Menigeen heeft wel eens één of meer dezer vroeger feiten hooren vertellen, welke meestal de minder goede hoedanigheden of ook wel de lompheid der vroegere bewoners kenmerkten. Want de snuggerheid liet soms nog al veel te wenschen over, hoe goed de eenvoudige menschen het dan ook meenden.
We zullen nog eens enkele historische feiten in 't geheugen terugroepen en hopen dat de verre nakomelingen er geen steen des aanstoots in zullen zien.
Toen dan de trotsche, majestueuze toren met kerk zoo ongeveer waren afgebouwd, - dit werk moet de vroegere bewoners ontzet­tend veel zweet en opofferingen gekost hebben, - was er vóór in den toren nog een koepelvormige opening, want men moest toch binnen kunnen.

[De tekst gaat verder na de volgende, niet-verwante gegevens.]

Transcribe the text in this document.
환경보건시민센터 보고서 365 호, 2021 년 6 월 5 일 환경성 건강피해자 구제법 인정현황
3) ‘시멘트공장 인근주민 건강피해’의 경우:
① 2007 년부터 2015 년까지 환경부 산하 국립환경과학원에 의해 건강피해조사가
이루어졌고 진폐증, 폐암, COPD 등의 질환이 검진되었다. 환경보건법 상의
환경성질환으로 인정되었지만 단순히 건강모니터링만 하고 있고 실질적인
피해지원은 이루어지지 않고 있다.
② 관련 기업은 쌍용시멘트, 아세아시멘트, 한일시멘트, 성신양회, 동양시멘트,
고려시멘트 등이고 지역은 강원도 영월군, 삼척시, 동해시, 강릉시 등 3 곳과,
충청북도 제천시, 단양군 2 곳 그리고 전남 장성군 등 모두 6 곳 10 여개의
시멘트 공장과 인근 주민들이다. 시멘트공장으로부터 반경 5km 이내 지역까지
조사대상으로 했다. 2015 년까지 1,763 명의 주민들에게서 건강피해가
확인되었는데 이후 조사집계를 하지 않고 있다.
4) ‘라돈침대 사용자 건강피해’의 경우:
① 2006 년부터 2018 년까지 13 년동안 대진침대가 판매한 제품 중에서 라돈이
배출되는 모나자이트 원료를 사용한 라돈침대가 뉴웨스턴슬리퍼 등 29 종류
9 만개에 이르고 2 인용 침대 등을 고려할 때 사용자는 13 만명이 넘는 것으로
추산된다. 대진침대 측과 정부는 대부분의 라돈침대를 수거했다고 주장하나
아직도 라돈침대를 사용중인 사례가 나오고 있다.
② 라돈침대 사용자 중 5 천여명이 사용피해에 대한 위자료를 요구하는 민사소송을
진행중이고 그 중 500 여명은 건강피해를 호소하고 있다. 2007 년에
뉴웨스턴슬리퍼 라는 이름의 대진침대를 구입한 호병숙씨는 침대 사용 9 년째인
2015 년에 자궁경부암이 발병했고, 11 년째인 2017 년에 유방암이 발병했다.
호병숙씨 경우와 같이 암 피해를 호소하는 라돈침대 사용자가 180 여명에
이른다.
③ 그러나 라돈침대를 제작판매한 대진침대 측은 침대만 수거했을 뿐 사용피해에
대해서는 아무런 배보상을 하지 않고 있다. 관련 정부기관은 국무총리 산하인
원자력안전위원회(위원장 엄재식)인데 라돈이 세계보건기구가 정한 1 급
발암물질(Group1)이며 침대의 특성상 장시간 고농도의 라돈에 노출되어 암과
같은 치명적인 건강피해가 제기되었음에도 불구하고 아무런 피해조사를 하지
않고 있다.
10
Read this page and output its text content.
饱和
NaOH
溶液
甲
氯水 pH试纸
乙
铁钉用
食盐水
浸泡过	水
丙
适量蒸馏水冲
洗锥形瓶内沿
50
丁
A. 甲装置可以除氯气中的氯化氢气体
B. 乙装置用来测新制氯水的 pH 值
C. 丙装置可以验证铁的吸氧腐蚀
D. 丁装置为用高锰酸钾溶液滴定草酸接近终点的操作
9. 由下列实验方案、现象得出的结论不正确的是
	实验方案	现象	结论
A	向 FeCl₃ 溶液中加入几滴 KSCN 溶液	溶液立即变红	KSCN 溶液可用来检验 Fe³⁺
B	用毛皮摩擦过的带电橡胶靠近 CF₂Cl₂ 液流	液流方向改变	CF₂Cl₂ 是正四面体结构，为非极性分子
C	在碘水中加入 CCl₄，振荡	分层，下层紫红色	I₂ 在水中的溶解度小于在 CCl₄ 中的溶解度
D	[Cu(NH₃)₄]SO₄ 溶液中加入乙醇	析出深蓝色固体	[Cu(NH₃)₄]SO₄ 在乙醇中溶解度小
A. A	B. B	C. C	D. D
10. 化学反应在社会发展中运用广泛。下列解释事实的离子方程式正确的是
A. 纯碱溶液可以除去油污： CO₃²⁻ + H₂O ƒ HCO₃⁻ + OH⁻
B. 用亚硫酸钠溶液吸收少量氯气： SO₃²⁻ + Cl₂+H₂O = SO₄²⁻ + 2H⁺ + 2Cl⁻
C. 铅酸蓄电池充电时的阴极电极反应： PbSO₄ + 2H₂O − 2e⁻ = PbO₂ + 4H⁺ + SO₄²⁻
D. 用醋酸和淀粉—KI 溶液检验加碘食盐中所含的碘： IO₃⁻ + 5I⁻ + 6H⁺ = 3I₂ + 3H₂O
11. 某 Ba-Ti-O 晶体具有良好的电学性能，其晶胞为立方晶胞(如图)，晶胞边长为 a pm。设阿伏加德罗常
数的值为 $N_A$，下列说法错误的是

Doch de wind gierde hierdoor zoo erg binnen dat men besloot er iets vóór te maken.
Doch hoe zou men zoo'n ding heeten? Al lang was hierover beraadslaagd en nagdacht, totdat een der dorpsbewoners den gelukkigen inval kreeg eens in Gemert te gaan vragen.
Zoo'n ding noemen we hier "deur", zeiden de beschaafd lui uit Gemert. Overgelukkig een grooten dienst aan geheel Bakel te kunnen bewijzen, stormt onze man op Bakel aan, onder het loopen maar aanhoudend "deur, deur" herhalend. Hij was zoo blij en wilde zóó gauw thuis zijn, dat hij zich den tijd niet gunde den grooten zandweg te houden, doch maar recht door de velden op den grooten toren aanliep. In de Neerstraat kwam hij echter plotseling voor de loop, een riviertje dat er nu nog loopt.
Met een flinken aanloop, de lippen vast op elkander, gelukte het onze man, behouden de overzijde te bereiken, maar ocharm, deze inspanning had hem het zoo gewichtige woord doen verge­ten. 't Moet stellig ergens op den bodem gevallen zijn, want aan den overkant had ik het nog, redeneerde hij. Doch geen nood, de broek opgestroopt en maar tot de knieën in 't water, aan 't zoeken. Al een heele poos had hij het riviertje afge­zocht, maar kon niets vinden. Er waren echter in de nabijheid enkele boeren bezig de loop te vegen, en deze zeiden, wat zoekt ge toch. Onze man vertelde zijn wedervaren, waarop alle boeren ijverig met hun hakken, rieken enz. mede aan het zoeken gingen. Voet voor voet werd de geheele bedding afgezocht, de bodem zelfs omgewerkt.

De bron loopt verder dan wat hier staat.